Aware of the security problems plaguing the region, the EU developed a Strategy for Security and Development in the Sahel during the Spanish Presidency in 2010. It does not focus exclusively on security (the fight against crime and AQIM’s terrorism), but rather also takes aspects of development (infrastructure, job opportunities for young people, local consolidation) into consideration in order to overcome the risk of radicalisation of marginalised populations. In this context, it has conducted technical and political missions over the last three years in the most affected countries in order to assess the situation and identify possible actions so as to develop a broad regional strategy.
The main reasons the Sahel has become a danger zone are the weakness of the states and the vast amounts of space. These are the most important factors determining what needs to be done to find a strategic solution. It is critical to take a comprehensive regional approach aimed at preventing a unity of purpose, action and implementation between organised crime groups (drug trafficking, human trafficking, arms trafficking and smuggling), terrorist groups and parts of the local population.
At the regional level, the African Union, the Economic Community of West African States (ECOWAS), and the Economic Community of Central African States (ECCAS) must seek political solutions and intensify cooperation to tackle the region’s challenges.

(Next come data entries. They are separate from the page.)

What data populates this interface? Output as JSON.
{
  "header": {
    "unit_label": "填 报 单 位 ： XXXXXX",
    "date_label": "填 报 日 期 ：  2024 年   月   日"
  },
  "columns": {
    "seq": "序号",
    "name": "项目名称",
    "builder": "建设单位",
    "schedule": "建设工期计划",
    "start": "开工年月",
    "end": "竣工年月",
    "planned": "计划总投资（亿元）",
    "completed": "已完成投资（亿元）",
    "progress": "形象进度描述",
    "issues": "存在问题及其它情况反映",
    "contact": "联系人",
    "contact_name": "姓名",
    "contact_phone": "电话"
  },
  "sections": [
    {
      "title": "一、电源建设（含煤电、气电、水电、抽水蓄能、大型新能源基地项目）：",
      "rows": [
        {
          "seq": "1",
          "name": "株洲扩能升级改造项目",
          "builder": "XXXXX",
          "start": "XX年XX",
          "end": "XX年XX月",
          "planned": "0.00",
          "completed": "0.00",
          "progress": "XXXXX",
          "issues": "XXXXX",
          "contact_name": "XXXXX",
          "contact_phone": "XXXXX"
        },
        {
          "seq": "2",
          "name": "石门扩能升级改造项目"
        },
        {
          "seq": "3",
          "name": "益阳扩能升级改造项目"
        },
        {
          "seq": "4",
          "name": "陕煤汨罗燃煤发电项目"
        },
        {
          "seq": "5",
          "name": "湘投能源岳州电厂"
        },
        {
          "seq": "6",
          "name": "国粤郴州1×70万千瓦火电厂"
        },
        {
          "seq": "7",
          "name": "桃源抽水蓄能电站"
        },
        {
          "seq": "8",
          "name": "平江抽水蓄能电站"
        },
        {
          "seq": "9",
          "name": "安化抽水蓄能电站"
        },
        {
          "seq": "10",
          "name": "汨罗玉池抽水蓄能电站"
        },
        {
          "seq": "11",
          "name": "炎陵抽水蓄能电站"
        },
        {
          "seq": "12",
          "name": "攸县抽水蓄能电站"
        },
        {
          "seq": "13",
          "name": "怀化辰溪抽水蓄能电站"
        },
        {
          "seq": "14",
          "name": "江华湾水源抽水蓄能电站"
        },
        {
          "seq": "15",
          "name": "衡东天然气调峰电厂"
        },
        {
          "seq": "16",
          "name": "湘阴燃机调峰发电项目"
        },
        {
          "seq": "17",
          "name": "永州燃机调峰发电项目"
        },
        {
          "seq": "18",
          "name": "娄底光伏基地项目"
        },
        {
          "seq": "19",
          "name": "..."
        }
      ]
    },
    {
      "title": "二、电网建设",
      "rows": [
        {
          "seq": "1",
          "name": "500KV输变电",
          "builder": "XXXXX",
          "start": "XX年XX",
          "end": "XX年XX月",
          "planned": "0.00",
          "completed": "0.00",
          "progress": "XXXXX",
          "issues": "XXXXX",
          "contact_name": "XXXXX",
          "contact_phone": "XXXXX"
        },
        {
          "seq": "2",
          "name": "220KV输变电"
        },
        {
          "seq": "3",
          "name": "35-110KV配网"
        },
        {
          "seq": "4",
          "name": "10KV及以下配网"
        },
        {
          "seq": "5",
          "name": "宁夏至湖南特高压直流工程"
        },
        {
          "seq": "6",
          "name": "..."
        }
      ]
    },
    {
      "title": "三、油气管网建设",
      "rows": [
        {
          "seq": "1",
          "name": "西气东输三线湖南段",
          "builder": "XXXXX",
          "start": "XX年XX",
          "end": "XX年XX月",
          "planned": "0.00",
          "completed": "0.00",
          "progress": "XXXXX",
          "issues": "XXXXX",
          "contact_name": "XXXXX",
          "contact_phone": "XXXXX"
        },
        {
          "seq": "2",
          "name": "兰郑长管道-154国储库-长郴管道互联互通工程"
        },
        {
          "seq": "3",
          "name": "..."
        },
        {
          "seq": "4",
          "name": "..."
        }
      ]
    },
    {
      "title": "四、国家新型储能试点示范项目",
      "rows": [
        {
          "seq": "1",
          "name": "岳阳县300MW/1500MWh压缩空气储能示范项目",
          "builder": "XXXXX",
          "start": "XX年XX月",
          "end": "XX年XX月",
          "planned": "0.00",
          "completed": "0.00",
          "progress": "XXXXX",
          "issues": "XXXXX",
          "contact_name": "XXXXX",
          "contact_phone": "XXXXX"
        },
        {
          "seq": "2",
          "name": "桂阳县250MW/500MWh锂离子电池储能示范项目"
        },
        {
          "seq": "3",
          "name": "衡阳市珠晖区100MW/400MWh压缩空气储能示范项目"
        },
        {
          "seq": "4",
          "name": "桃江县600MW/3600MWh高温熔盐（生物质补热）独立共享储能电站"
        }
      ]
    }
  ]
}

Although due to the conflict in Mali, multilateral bodies such as ECOWAS have indeed taken on an important role in managing the conflict, their ability to succeed will certainly be affected by the limited capacity that their Member States have in operational terms to respond to this type of conflict.
So long as the transition processes in the Maghreb remain unfinished, and the weak governments of the states of the Sahel and the threats to international security continue to exacerbate the already chronic weakness of the countries of the Sahel, the international community will need to play a decisive role, focusing its actions on technical assistance in areas such as: electoral reform, economic growth and diversification, and regional security.
The military action taken by France and its allies is not a long-term plan, nor a solution in itself; however, in the current phase, it is a critical tool for establishing a certain security framework. It must be accompanied by an endorsement from the UN Security Council and more than nominal EU involvement.